A LITTLE dose of African sunshine smothered the capital yesterday as Tola Lema of Ethiopia and Risper Kimaiyo of Kenya claimed victory in the Edinburgh Marathon, both reaching the finish in Musselburgh with no challenger in sight.
Lema coasted past the deckchairs and ice cream stalls which skirted the route, taking the lead with 12 miles to go and tightening his grip with every stride. His eventual time of two hours, 15 minutes and 32 seconds was just short of Zachary Kihara's existing course record. It would surely have fallen if he had been pushed just a little more.
Forming an early two-man break with Nouridene Jalal, the pair pulled away from the pursuing pack before Lema raised the stakes and accelerated past at the midway point.

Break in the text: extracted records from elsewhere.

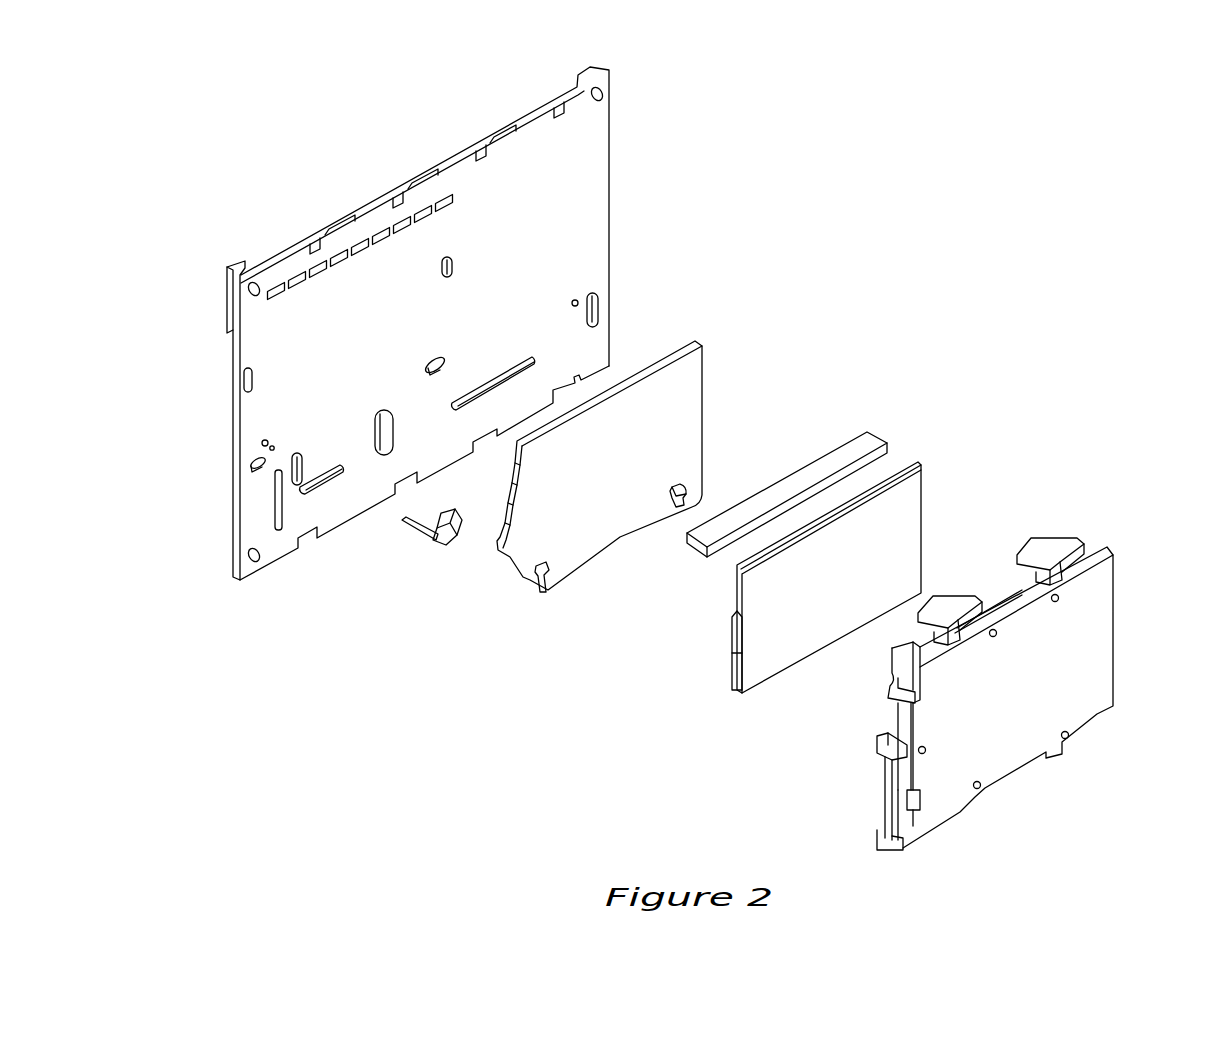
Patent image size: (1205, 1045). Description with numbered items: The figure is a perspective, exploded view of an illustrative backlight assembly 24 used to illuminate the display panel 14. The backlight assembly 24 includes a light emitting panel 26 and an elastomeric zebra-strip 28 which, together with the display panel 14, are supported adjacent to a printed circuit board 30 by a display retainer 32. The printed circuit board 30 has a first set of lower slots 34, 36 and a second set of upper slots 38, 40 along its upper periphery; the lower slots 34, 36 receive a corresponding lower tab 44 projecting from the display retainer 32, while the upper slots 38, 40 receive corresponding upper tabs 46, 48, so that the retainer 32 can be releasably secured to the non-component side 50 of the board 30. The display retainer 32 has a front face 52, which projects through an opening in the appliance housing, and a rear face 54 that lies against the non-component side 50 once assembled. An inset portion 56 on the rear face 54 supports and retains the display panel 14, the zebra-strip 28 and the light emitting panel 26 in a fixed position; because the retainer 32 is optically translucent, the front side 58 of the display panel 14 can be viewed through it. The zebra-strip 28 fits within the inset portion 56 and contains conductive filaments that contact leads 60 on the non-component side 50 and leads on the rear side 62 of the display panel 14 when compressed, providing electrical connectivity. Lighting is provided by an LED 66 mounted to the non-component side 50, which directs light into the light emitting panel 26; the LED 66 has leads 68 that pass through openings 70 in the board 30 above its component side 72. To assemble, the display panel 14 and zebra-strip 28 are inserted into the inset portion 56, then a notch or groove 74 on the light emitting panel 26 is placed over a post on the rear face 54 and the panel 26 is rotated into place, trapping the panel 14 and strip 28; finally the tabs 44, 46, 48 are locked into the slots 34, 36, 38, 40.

The display panel 14 is at (908, 513).
The backlight assembly 24 is at (903, 267).
The light emitting panel 26 is at (692, 373).
The elastomeric zebra-strip 28 is at (870, 440).
The printed circuit board 30 is at (592, 162).
The display retainer 32 is at (1093, 617).
The lower slot 34 is at (258, 470).
The lower slot 36 is at (433, 366).
The upper slot 38 is at (310, 242).
The upper slot 40 is at (408, 187).
The lower tab 44 is at (875, 747).
The upper tab 46 is at (927, 606).
The upper tab 48 is at (1040, 552).
The non-component side 50 is at (363, 337).
The front face 52 is at (977, 743).
The rear face 54 is at (1000, 595).
The inset portion 56 is at (1037, 675).
The front side 58 is at (760, 660).
The leads 60 is at (338, 258).
The rear side 62 is at (745, 563).
The LED 66 is at (452, 535).
The leads 68 is at (415, 530).
The openings 70 is at (270, 448).
The component side 72 is at (557, 226).
The notch or groove 74 is at (683, 490).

Jalal, his energies spent, regressed to third, but the victor was untroubled and ultimately carved out an advantage of two minutes over Kenya's John Gales, who was making his debut at the distance after acting as a pacemaker in leading events.
The Great Britain internationalist Andi Jones produced a late surge to end up as the leading Briton in fourth place.
However the dominance of athletes who are B-list in African terms illustrates what awaits the home contenders at Glasgow 2014.
"It shows the very big challenge," said Jones. "Those lads are class acts. "They might not be the very elite, running 2:03, but they'd be running 2:12 or better in a race with more competition. So it shows that British athletes, whether English or Scottish, have to look at how we get quicker because the Commonwealth Games is only a year away."
Kimaiyo became the first African to win the women's race with her time of 2:35.58 good enough to come 11th overall, well ahead of her closest female challengers, Jane Khan and Julie Briscoe.
Ideally, she admitted, there would have been tougher foes. "I got into the middle of the race and I was hoping someone would be with me but I had to run on my own for a long time."
Will Wright, in 13th place, and the Glasgow-based paediatrician Avril Mason were the first Scottish male and female finishers in a field of 15,000 in the race's 11th edition.
Elsewhere, the world championship-bound Susan Partridge was ninth and fellow Scot Elspeth Curran 13th in the BT Manchester 10k as Ethiopia's Tirunesh Dibaba claimed victory in 30:49.
Scotland's Steph Twell was fourth in the Bupa Westminster Mile with the Commonwealth bronze medallist set to run the 10,000m in London today.